An enzyme-linked immunosorbent assay (ELISA) is a specific type of enzyme immunoassay (EIA) that allows for the quantitation of a molecule of interest using antibodies. Antibodies are used to specifically identify the analyte (eg, peptides, proteins, antibodies, small molecules). An enzyme, such as horseradish peroxidase (HRP), is either directly or indirectly coupled to the antibody in order to provide the detection method and possible signal amplification.
An ELISA differs from other immunoassays in that this technique amplifies signals while using a sample in solution.
ELISAs deliver a simple, robust, and cost-effective method to analyze and quantify one or more antigens from a variety of sample types, such as cell lysate, tissue lysate, or serum.
ELISA is a popular technique for research and diagnostic samples and can be used as both a single sample test or high throughput method for screening.
There are several experimental set-ups depending on the type of ELISA carried out.
All these set-ups are typically performed in a micro-well plate to which either the antigen or capture antibody is adsorbed. They rely on the amplification of signal from the antibody enzyme conjugate, which will bind to the antigen of interest.
The added enzymatic substrate will produce either a change in color, fluorescence, or luminescence and be detected and then quantified.
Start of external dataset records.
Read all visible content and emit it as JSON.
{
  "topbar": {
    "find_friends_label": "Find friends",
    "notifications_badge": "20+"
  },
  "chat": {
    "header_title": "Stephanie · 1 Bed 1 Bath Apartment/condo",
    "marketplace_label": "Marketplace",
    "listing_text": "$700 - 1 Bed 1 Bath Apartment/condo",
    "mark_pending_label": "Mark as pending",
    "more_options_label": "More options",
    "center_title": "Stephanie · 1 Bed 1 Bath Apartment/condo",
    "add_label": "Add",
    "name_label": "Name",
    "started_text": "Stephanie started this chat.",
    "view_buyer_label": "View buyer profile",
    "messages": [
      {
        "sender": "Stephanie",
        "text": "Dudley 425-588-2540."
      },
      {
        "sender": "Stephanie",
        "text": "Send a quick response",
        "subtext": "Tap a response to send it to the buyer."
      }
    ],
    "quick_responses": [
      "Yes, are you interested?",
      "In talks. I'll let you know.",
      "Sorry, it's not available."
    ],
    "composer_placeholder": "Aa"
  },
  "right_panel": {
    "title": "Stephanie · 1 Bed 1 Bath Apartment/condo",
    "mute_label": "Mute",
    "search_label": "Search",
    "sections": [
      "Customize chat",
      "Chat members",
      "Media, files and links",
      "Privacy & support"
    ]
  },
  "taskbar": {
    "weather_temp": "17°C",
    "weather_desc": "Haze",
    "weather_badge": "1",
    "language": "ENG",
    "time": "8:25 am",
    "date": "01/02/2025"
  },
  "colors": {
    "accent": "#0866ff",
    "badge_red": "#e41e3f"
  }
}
The success of the experiment and reliability of the results are predicated upon highly specific binding of the chosen antibodies to the antigen of interest. Along with specificity, the chosen antibodies should have high affinity and avidity for the antigen.
ELISA is considered a gold standard for quantitative analysis of biologic samples due to the specificity of antibody reagents and simplicity of the assay.
ELISAs can be broadly used in multiple research areas as well as diagnostic screening. Cell Signaling Technology offers ELISA solutions for research areas such as:
ELISA cannot be used when spatial resolution is required to analyze results.
In contrast to western blots, ELISA provides a more accurate quantitation and considers molecules in their nondenatured form.